Linear equations are equations of the first degree, which means they contain no exponents greater than one. They are typically in the form of \(ax + by = c\), where \(a\), \(b\), and \(c\) are constants. These equations produce straight lines when graphed on a coordinate plane.

• They represent relationships with constant rates of change.
• Solutions to linear equations are any ordered pair \((x, y)\) that makes the equation true when the values are substituted in.

In the given exercise, we deal with two linear equations: \(x + y = 12\) and \(x + \frac{3}{2}y = \frac{3}{2}\). These equations reflect linear relationships, each representing a line on a graph.
The intersection of these lines, or the point where they meet, is the solution that satisfies both equations simultaneously.

A system of equations consists of two or more equations that share the same set of variables. The solution to a system of equations is the set of variable values that satisfies all the equations in the system. There are several types of solutions a system can have:

• One solution: The lines intersect at a single point.
• No solution: The lines are parallel and never meet.
• Infinitely many solutions: The lines coincide completely, representing the same line.

In our specific problem, we have a linear system comprised of \(x+y=12\) and \(x+\frac{3}{2}y=\frac{3}{2}\). Our task was to find the point \((x, y)\) where both lines intersect, revealing the values that satisfy both equations at once.
By implementing the substitution method, we determined that this system has a unique solution, \(x = 33\) and \(y = -21\), where both lines meet exactly at that point.
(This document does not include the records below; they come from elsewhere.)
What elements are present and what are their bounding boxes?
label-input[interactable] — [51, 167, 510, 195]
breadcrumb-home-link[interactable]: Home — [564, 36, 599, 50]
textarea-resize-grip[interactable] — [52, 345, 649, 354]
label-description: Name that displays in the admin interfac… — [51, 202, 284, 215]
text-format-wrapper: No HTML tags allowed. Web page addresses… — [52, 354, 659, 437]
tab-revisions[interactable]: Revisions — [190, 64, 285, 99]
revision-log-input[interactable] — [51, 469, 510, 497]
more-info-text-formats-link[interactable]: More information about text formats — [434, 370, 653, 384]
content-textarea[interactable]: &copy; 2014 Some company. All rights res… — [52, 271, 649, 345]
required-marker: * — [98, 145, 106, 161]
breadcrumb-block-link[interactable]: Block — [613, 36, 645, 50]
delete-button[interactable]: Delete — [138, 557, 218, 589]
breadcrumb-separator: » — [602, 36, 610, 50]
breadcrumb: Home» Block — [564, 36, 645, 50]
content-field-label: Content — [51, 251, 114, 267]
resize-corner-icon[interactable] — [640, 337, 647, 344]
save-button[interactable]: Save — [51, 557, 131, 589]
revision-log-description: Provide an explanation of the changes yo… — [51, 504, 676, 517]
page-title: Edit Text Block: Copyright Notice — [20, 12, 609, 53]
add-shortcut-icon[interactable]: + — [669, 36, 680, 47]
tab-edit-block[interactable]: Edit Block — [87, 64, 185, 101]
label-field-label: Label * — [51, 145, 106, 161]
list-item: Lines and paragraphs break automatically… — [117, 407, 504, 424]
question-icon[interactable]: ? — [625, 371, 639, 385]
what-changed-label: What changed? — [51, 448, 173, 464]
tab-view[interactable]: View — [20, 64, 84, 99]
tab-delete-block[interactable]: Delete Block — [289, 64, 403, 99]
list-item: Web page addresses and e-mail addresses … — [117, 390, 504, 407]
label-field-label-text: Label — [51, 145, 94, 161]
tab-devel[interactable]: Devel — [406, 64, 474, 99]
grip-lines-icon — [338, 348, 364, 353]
The substitution method is an algebraic technique for solving systems of linear equations. It involves expressing one variable in terms of another and substituting this expression into another equation. This helps reduce the number of variables, making it easier to solve the system.
Here's a simple breakdown of the substitution method, using our original problem:

• Step 1: Solve one of the equations for one variable. We rearranged \(x + y = 12\) to obtain \(x = 12 - y\).
• Step 2: Substitute this expression into the other equation. We placed \(x = 12 - y\) into \(x + \frac{3}{2}y = \frac{3}{2}\), resulting in \((12 - y) + \frac{3}{2}y = \frac{3}{2}\).
• Step 3: Solve the resulting single-variable equation. After simplifying, we found \(y = -21\).
• Step 4: Substitute back. Finally, substituting \(y = -21\) back into \(x = 12 - y\), we found \(x = 33\).

Using substitution helps isolate variables efficiently and is especially useful when one of the equations in the system is easily rearranged. This method not only provides a systematic way to solve systems of linear equations but also reinforces the understanding of the interdependence of variables within a system.